Studies have shown that the PINK1 enzyme causes the activation of pathways that result in the production of the proteins ubiquitin and parkin, which work to protect brain cells. But the method by which PINK1 conducts this function has been unknown. This led researchers to solve the three-dimensional structure of PINK1 using the enzyme found in the organism Tribolium castaneum.

“Solving the structure and workings of PINK1 gives us crucial insights in to how it exerts a protective role in Parkinson’s,” Dr. Miratul Muqit, a neurologist at the University of Dundee and co-lead of this research study, said in a press release.

“That knowledge can lead to the development of new drugs which could be designed to ‘switch on’ PINK1 to the benefit of patients with Parkinson’s,” Muqit said.

The structure of the PINK1 enzyme has three loop-style insertions that previously had an unknown function. Researchers have demonstrated that the third loop insertion, which is modified through a mechanism called phosphorylation at a specific site, leads to the formation of a bowl shape, which is essential as a binding site for the ubiquitin protein.

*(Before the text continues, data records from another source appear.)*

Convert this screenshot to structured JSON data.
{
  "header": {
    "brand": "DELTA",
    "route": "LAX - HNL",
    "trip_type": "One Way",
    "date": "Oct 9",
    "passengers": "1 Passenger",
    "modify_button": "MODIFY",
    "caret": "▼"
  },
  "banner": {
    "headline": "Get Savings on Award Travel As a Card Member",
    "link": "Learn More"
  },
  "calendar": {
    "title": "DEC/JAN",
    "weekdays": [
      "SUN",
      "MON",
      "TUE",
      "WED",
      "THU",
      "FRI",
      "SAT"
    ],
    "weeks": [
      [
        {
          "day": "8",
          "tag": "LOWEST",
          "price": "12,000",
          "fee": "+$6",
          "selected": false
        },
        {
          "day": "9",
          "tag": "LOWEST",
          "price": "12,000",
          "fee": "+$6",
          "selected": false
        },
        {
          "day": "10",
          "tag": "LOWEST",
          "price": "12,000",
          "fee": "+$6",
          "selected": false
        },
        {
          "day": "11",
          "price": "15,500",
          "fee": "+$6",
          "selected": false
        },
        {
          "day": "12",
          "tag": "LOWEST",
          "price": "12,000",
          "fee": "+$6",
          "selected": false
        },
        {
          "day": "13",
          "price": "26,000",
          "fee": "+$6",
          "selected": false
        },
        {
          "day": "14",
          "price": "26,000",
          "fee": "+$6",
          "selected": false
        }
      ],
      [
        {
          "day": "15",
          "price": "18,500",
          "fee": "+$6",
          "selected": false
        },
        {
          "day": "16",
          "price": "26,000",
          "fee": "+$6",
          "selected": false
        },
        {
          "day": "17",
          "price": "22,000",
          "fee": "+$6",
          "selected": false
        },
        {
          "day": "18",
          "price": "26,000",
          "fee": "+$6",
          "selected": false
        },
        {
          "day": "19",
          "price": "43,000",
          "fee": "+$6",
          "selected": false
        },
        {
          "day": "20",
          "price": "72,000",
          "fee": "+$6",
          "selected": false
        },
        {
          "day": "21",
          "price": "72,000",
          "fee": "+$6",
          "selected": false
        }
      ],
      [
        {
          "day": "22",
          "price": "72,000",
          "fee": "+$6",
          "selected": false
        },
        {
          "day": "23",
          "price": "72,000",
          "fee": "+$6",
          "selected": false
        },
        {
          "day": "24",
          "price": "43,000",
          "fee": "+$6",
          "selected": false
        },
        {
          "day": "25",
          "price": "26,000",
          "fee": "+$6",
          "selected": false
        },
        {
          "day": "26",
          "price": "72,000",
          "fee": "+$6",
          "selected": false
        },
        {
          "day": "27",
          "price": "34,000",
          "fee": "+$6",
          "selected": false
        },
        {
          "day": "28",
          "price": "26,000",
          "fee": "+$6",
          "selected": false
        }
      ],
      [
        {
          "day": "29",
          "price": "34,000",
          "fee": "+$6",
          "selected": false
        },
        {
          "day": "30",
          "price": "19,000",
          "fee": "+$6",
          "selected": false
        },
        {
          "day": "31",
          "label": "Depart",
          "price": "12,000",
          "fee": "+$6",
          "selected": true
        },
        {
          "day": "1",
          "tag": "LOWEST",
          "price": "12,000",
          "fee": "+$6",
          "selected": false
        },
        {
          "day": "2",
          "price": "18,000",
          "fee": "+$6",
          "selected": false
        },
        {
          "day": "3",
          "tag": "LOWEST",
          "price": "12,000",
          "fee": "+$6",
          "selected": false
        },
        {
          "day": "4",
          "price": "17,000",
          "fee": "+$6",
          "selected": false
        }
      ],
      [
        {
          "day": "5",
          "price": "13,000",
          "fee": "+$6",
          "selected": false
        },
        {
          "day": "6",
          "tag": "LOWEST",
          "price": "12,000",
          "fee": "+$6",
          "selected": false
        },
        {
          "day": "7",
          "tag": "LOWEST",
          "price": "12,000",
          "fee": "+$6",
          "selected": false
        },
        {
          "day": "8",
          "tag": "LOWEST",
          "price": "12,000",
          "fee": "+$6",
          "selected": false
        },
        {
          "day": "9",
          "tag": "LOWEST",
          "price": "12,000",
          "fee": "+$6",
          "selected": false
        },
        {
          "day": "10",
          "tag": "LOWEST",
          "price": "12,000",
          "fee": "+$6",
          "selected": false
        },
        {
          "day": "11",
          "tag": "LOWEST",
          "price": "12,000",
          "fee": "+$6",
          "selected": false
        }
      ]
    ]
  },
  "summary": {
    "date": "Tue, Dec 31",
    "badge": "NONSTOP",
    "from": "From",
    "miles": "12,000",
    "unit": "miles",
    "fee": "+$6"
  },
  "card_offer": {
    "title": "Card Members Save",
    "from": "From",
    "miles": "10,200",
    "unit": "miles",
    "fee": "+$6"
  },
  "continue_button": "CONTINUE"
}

The researchers also describe an interesting structural element held by a loop that is necessary for the activity of PINK1. These results demonstrate how mutations that affect the kinase domain within the bowl of the enzyme can lead to a loss of PINK1 function.

“There has been great interest in directly targeting PINK1 as a potential therapy, but without knowledge on the structure of the enzyme, this has posed a major barrier,” said Dr. Dan van Aalten, co-investigator of the study and professor in the Division of Gene Regulation and Expression in the School of Life Sciences at the University of Dundee.

“Our work now provides a framework to undertake future studies directed at finding new drug-like molecules that can target and activate PINK1,” van Aalten said. “This provides detailed insights into how mutations carried by hundreds of Parkinson’s patients worldwide interrupt the function of the enzyme.”

Prof. David Dexter, deputy director of research at Parkinson’s UK, said scientists funded by the organization identified the PINK1 gene as a “key player” in 2004.

“Drugs that can switch the PINK1/parkin pathway back on may be able to slow, stop or even reverse nerve cell death, not only in people who have these rare inherited forms of the condition, but also those with non-inherited Parkinson’s,” he said.

“This research, for the first time, gives us a view of what the PINK1 protein looks like and how changes in the gene can prevent the PINK1 protein working properly.

“This knowledge is vital for developing drugs that can switch PINK1 back on, which has the potential to slow or even stop the progression of the condition, something current treatments are unable to do,” Dexter added.